Climate Scientists Detect Warning Signs of Gulf Stream Collapse
Climate change has "almost complete[ly]" destabilized the Atlantic Meridional Overturning Circulation (AMOC), a critical aquatic "conveyor belt" that plays a major role in global temperature and weather systems, a new analysis published Thursday in Nature Climate Change reveals.
Increasing ocean temperatures and, especially, the influx of freshwater from melting ice sheets and glaciers is slowing the AMOC, which includes the Gulf Stream. If circulation shuts off, North America and Europe could be plunged into extreme cold, U.S. East Coast sea levels could rise, and seasonal monsoons critical to much of the world's water supply could be disrupted.
The AMOC has stopped circulating before — at the end of the last ice age, setting off a Northern Hemisphere cold spell that transformed ecosystems and threw human societies into upheaval for 1,000 years.
After all, there are plenty of other indications that Earth's climate is in unprecedented territory.

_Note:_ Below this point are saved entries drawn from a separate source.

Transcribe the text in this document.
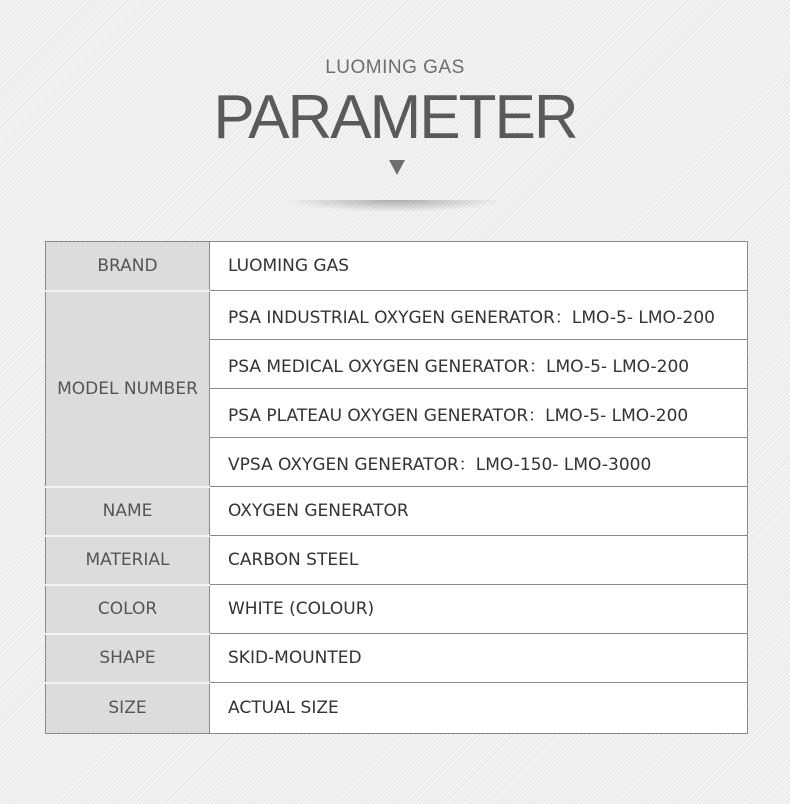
LUOMING GAS
PARAMETER
BRAND	LUOMING GAS
MODEL NUMBER	PSA INDUSTRIAL OXYGEN GENERATOR：LMO-5- LMO-200
	PSA MEDICAL OXYGEN GENERATOR：LMO-5- LMO-200
	PSA PLATEAU OXYGEN GENERATOR：LMO-5- LMO-200
	VPSA OXYGEN GENERATOR：LMO-150- LMO-3000
NAME	OXYGEN GENERATOR
MATERIAL	CARBON STEEL
COLOR	WHITE (COLOUR)
SHAPE	SKID-MOUNTED
SIZE	ACTUAL SIZE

This summer, the Pacific Northwest was blasted by a heat wave scientists say was "virtually impossible" without human-caused warming. China, Germany, Belgium, Uganda and India have all experienced massive, deadly floods. Wildfires are raging from California to Turkey to the frozen forests of Siberia.
The world is more than 1 degree Celsius (1.8 degrees Fahrenheit) warmer than it was before humans started burning fossil fuels, and it's getting hotter all the time.
And the apparent consequences of the AMOC slowing are already being felt. A persistent "cold blob" in the ocean south of Greenland is thought to result from less warm water reaching that region. The lagging Gulf Stream has caused exceptionally high sea level rise along the U.S. East Coast. Key fisheries have been upended by the rapid temperature swings, and beloved species are struggling to cope with the changes.
If the AMOC does completely shut down, the change would be irreversible in human lifetimes, Boers said. The "bi-stable" nature of the phenomenon means it will find new equilibrium in its "off" state. Turning it back on would require a shift in the climate far greater than the changes that triggered the shutdown.
"It's one of those events that should not happen, and we should try all that we can to reduce greenhouse gas emissions as quickly as possible," [study author Niklas] Boers said. "This is a system we don't want to mess with."